Here I take it down. You believe it's miraculous, but here, I'll
spit on it directly and nothing will happen to me for it!'... When she
saw it, good Lord! I thought she would kill me. But she only jumped
up, wrung her hands, then suddenly hid her face in them, began
trembling all over and fell on the floor... fell all of a heap.
Alyosha, Alyosha, what's the matter?"
The old man jumped up in alarm. From the time he had begun
speaking about his mother, a change had gradually come over
Alyosha's face. He flushed crimson, his eyes glowed, his lips
quivered. The old sot had gone spluttering on, noticing nothing,
till the moment when something very strange happened to Alyosha.
Precisely what he was describing in the crazy woman was suddenly
repeated with Alyosha.
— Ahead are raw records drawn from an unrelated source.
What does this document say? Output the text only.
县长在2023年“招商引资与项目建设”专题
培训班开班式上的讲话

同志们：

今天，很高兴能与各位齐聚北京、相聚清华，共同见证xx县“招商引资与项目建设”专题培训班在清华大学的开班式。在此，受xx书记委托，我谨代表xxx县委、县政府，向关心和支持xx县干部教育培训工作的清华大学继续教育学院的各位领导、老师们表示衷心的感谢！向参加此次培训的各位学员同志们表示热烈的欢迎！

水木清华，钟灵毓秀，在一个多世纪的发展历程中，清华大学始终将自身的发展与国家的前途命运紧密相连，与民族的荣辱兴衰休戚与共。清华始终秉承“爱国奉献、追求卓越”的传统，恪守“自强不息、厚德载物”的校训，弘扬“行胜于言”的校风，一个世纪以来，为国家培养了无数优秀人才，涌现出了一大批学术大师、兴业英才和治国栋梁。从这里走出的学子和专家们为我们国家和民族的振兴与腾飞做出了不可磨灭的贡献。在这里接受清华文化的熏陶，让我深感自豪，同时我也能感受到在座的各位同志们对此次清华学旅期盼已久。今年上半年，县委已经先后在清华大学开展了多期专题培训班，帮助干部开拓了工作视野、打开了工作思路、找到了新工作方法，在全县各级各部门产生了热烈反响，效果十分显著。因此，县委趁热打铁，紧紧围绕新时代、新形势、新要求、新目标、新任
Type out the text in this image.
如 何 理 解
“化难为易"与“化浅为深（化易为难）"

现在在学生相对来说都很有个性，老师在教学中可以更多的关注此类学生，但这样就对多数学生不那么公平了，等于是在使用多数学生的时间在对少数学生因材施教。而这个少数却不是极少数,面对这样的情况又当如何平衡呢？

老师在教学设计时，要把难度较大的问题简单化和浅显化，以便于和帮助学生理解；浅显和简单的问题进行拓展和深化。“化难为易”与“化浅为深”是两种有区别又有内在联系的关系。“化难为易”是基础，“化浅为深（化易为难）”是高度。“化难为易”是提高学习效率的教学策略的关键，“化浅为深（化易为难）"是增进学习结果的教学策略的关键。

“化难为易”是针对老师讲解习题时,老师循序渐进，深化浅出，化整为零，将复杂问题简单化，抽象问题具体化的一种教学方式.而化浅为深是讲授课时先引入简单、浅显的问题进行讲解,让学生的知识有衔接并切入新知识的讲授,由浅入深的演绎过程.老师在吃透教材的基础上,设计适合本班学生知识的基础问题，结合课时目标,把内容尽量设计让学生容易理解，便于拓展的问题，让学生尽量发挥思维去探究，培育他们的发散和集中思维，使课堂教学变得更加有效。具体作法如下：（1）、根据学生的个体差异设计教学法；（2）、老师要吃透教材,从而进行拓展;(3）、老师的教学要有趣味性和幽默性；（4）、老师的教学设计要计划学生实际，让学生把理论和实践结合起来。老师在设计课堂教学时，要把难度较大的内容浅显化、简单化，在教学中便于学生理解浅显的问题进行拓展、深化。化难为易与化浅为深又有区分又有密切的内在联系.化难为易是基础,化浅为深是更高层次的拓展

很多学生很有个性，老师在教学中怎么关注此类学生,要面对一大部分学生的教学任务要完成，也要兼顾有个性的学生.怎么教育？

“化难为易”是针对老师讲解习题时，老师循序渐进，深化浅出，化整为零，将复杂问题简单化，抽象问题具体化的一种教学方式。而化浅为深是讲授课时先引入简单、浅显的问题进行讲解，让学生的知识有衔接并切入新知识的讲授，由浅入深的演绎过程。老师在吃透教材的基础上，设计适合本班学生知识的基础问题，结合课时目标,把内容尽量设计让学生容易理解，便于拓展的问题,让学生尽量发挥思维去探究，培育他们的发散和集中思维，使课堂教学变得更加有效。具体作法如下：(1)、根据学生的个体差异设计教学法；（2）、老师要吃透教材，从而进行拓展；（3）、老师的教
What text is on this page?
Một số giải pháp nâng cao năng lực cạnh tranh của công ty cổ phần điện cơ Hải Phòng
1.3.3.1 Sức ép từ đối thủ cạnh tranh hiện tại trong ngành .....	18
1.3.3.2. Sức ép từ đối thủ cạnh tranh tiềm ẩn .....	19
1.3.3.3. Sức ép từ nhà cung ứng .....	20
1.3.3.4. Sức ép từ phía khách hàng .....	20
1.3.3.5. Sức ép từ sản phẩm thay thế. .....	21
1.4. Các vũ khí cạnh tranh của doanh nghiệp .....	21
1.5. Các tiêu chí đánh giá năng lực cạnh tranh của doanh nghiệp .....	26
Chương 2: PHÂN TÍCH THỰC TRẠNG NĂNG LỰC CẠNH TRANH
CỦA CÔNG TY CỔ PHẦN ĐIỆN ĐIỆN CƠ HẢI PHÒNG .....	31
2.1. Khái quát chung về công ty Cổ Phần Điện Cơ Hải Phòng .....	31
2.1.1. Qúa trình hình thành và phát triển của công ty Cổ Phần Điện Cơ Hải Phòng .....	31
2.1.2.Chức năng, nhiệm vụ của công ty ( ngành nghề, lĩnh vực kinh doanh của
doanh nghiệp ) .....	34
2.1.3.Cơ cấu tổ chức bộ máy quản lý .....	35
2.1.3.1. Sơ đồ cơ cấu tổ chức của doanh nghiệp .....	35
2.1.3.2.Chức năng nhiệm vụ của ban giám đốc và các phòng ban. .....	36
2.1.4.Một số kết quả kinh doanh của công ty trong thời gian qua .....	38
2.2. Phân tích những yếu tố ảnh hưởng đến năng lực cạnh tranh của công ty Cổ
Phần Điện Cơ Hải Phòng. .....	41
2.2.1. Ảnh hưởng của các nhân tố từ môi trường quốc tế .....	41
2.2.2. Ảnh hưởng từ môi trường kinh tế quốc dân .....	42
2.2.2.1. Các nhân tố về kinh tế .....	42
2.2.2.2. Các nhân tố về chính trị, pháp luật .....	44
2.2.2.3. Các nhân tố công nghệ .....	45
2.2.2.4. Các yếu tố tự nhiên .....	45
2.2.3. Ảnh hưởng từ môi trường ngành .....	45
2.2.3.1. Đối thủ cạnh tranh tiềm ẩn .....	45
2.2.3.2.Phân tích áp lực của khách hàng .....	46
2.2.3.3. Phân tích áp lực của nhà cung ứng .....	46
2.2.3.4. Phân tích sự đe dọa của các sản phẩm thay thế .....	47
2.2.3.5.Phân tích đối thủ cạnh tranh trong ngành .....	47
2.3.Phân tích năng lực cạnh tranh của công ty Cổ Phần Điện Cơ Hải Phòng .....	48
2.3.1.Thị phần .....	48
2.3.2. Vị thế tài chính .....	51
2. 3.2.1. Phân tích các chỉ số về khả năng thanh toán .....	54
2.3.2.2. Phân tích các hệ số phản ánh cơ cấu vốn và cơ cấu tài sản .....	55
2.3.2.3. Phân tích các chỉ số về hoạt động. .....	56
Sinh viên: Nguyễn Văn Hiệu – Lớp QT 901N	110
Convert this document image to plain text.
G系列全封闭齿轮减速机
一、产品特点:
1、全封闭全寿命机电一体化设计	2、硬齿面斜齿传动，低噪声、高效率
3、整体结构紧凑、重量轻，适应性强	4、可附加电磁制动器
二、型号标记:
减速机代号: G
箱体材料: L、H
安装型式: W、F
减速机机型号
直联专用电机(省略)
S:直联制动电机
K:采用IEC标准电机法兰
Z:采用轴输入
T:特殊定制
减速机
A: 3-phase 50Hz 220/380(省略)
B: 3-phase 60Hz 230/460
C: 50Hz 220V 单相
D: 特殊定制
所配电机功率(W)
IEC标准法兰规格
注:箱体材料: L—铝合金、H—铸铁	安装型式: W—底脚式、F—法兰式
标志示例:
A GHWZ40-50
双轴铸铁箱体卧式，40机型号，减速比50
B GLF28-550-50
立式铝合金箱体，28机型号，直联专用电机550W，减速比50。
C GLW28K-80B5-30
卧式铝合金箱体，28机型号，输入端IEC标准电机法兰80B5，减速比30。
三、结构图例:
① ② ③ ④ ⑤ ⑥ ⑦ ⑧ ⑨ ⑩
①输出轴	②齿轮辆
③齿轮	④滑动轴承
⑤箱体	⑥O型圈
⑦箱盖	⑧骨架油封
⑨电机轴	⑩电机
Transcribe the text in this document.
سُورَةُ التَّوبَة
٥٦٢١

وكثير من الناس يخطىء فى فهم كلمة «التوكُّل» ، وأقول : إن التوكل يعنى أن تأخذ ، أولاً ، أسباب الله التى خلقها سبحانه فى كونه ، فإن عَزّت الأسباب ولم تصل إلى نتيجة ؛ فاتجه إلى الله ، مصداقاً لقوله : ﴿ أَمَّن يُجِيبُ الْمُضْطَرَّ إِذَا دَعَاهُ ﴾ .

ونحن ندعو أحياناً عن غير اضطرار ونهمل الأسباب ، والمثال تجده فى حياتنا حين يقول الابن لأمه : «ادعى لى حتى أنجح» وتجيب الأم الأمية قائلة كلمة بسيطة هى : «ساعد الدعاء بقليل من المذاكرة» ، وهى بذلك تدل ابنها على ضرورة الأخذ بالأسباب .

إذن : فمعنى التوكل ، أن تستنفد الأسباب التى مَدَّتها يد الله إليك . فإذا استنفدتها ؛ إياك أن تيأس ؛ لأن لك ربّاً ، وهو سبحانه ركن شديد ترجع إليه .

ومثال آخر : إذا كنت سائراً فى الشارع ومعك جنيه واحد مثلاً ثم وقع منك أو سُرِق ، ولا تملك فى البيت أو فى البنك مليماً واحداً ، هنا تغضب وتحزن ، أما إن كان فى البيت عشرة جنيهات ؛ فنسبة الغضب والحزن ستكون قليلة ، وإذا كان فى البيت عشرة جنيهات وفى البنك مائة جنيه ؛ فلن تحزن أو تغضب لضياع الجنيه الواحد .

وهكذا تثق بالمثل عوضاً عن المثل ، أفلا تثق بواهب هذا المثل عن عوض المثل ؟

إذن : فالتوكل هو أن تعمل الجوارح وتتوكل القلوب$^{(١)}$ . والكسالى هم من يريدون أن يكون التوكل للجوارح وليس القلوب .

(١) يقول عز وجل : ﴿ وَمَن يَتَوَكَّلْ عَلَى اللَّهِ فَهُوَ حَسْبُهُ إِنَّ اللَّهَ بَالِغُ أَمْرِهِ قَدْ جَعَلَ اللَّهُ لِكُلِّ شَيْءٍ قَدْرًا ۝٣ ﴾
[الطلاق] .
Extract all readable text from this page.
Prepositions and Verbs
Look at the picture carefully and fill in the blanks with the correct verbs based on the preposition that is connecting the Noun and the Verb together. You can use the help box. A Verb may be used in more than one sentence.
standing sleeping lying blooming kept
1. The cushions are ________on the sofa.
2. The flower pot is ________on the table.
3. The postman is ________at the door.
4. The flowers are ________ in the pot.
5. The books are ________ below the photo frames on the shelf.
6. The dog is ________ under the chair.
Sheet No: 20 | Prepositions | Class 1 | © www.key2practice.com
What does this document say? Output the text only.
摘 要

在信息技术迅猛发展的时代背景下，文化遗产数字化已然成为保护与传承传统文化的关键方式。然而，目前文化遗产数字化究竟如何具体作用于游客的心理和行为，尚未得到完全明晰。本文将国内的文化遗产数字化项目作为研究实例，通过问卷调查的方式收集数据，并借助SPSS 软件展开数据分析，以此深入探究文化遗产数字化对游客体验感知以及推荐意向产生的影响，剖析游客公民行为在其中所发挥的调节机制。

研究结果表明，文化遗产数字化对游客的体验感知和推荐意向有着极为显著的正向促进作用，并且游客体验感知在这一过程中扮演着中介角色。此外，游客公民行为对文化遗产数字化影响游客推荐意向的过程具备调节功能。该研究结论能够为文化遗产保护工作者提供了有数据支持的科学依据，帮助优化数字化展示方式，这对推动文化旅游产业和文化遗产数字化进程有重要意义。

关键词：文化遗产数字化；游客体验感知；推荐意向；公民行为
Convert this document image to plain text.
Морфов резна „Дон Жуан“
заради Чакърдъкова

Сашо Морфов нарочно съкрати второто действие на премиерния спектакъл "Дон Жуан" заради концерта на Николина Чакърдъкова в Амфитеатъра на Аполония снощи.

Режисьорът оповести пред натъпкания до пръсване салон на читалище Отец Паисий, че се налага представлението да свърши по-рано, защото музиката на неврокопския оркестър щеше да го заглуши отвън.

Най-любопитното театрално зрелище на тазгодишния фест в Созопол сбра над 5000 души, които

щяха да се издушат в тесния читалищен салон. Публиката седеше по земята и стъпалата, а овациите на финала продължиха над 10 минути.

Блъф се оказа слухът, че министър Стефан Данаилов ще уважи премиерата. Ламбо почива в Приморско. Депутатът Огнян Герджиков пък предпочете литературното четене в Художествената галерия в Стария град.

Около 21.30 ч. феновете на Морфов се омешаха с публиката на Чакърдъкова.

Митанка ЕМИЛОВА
He jumped up from his seat exactly as his
mother was said to have done, wrung his hands, hid his face in them,
and fell back in his chair, shaking all over in an hysterical paroxysm
of sudden violent, silent weeping. His extraordinary resemblance to
his mother particularly impressed the old man.
"Ivan, Ivan! Water, quickly! It's like her, exactly as she used to
be then, his mother. Spurt some water on him from your mouth, that's
what I used to do to her. He's upset about his mother, his mother," he
muttered to Ivan.
"But she was my mother, too, I believe, his mother. Was she
not?" said Ivan, with uncontrolled anger and contempt. The old man
shrank before his flashing eyes. But something very strange had
happened, though only for a second; it seemed really to have escaped
the old man's mind that Alyosha's mother actually was the mother of
Ivan too.
"Your mother?" he muttered, not understanding. "What do you
mean? What mother are you talking about? Was she?... Why, damn it!
of course she was yours too! Damn it! My mind has never been so
darkened before. Excuse me, why, I was thinking Ivan... He he he!"
He stopped. A broad, drunken, half senseless grin overspread his face.
At that moment a fearful noise, and clamour was heard in the hall,
there were violent shouts, the door was flung open, and Dmitri burst
into the room. The old man rushed to Ivan in terror.
"He'll kill me! He'll kill me! Don't let him get at me!" he
screamed, clinging to the skirt of Ivan's coat.